Like Hicks’ greatest musical hero Jimi Hendrix, Hicks’ star and legacy has only risen since his premature death, but though he is revered as a legend among comedians and comedy nerds, Hicks has never been the household name in groundbreaking comedy he deserves to be. Hicks was not above self-hype, but always tried to make himself known as the smartest and most evolved comedian, not the most marketable one. And in retrospect, Hicks almost did his job too well – his point of view was so forward-thinking, and so influential on the comedians that followed, that nowadays his act seems almost tame, if not preachy (remember, though, that there were fewer converted at the time). If a comedy-absorbing young person of today were to watch Hicks in 1990, as Hicks tried in vain to open his audiences’ minds to the dangers of bland music and organized religion, it’s easy to imagine that young person wondering WHY Hicks thinks his audience wouldn’t agree with him.

 

It may be an exercise in futility to imagine what Hicks might have accomplished had he lived longer, but what comedy fan hasn’t? How would Hicks’ act have evolved into the new millennium, with all its new avenues of free speech? Would he have needed to evolve at all, or would society have finally evolved to suit HIM, just as Britain had? Certainly he could have grown into a mirror-universe Robin Williams, endlessly rehashing the same observations about President Bush’s backwards-thinking Christian fundamentalism and greedy oil-hungry war in Iraq to appreciative audiences paying hundreds per ticket for the same bits they’ve seen and heard before. But more likely Hicks would have shied away from any such laziness and stagnation, and evolved his act even further, taking stand-up to unimagined new levels of personal bitterness and risk of audience alienation, always staying ten steps ahead of all other comedians. Bill Hicks in 1992 said many of the same things all the hack comedians finally got around to saying in 2002. If Hicks were still around in 2008, it stands to reason that he’d make observations everyone will make in 2018. Would Hicks have celebrated and utilized the internet as a means of free speech?

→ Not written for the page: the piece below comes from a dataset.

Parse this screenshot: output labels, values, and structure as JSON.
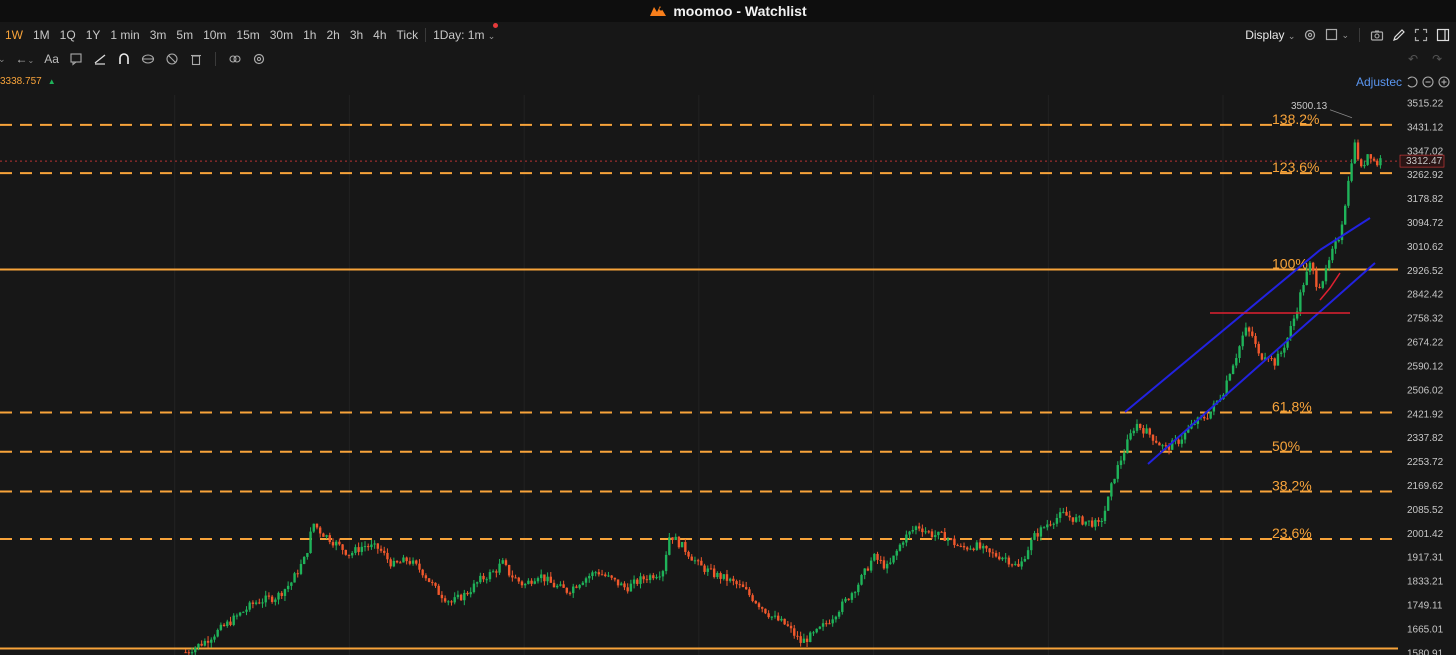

Or would he have brutalized it for making free speech too easy and accessible to the common moron? Or both?

 

Through it all, in his comedy you could tell Hicks was an idealist, like when he’d end his act by suggesting we take all our trillions of defense spending and use it to feed, clothe and educate the impoverished of the world, then he’d mime getting assassinated. Beneath all the vitriol, Hicks yearned for a world where everyone got along and respected each other, a world where people didn’t make superficial “Satanic” enemies out of drugs, pornography, rock music and alternate cultures just to compensate for having such miserable lives, a world where people stopped fearing “God” and started loving the God within. It’s a world he never saw, and probably, neither will we. But at least we have his comedy to remind us why it’s not our fault.